Hi Tatsuo,

Thanks for the review. I agree with the direction -- the (void) is
confusing. I did try your exact suggestion and the regression tests pass
unchanged, but I would keep one guard, for the following reason.

> Is there any reason that we call row_is_in_reduced_frame() here,
> instead of something like:
>
>    update_frameheadpos(winstate);
>    update_reduced_frame(winobj, pos);

row_is_in_reduced_frame() guards the update:

    state = get_reduced_frame_status(winstate, pos);
    if (state == RF_NOT_DETERMINED)
    {
        update_frameheadpos(winstate);
        update_reduced_frame(winobj, pos);
    }

Calling update_reduced_frame() unconditionally drops that guard. When
currentpos is already determined -- e.g. an interior row of a previous
match under AFTER MATCH SKIP PAST LAST ROW (RF_SKIPPED) -- it takes an
O(1) early return and overwrites the shared rpr_match_* record, silently
reclassifying a SKIPPED row as UNMATCHED.
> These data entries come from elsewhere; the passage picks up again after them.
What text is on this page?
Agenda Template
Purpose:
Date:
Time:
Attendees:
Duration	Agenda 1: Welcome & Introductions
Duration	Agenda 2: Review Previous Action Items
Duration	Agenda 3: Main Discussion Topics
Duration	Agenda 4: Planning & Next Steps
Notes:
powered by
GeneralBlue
This is not observable today -- I confirmed with a guarded-vs-unguarded
differential (patterns, both skip modes, various aggregates: identical
output), because both paths end up with an empty reduced frame. But it
does change the state semantics and leans on that convergence, so I would
rather keep the guard. Two ways, both of which remove the (void):

  A) Keep the guard inline at the call site.

  B) Factor it into a small helper shared by the nav-driving call site
     and row_is_in_reduced_frame():

        static void
        ensure_reduced_frame(WindowObject winobj, int64 pos)
        {
            WindowAggState *winstate = winobj->winstate;

            if (get_reduced_frame_status(winstate, pos) ==
RF_NOT_DETERMINED)
            {
                update_frameheadpos(winstate);
                update_reduced_frame(winobj, pos);
            }
        }

I lean towards B (no duplicated guard, and the name states the intent),
but A is the smaller diff. Which do you prefer?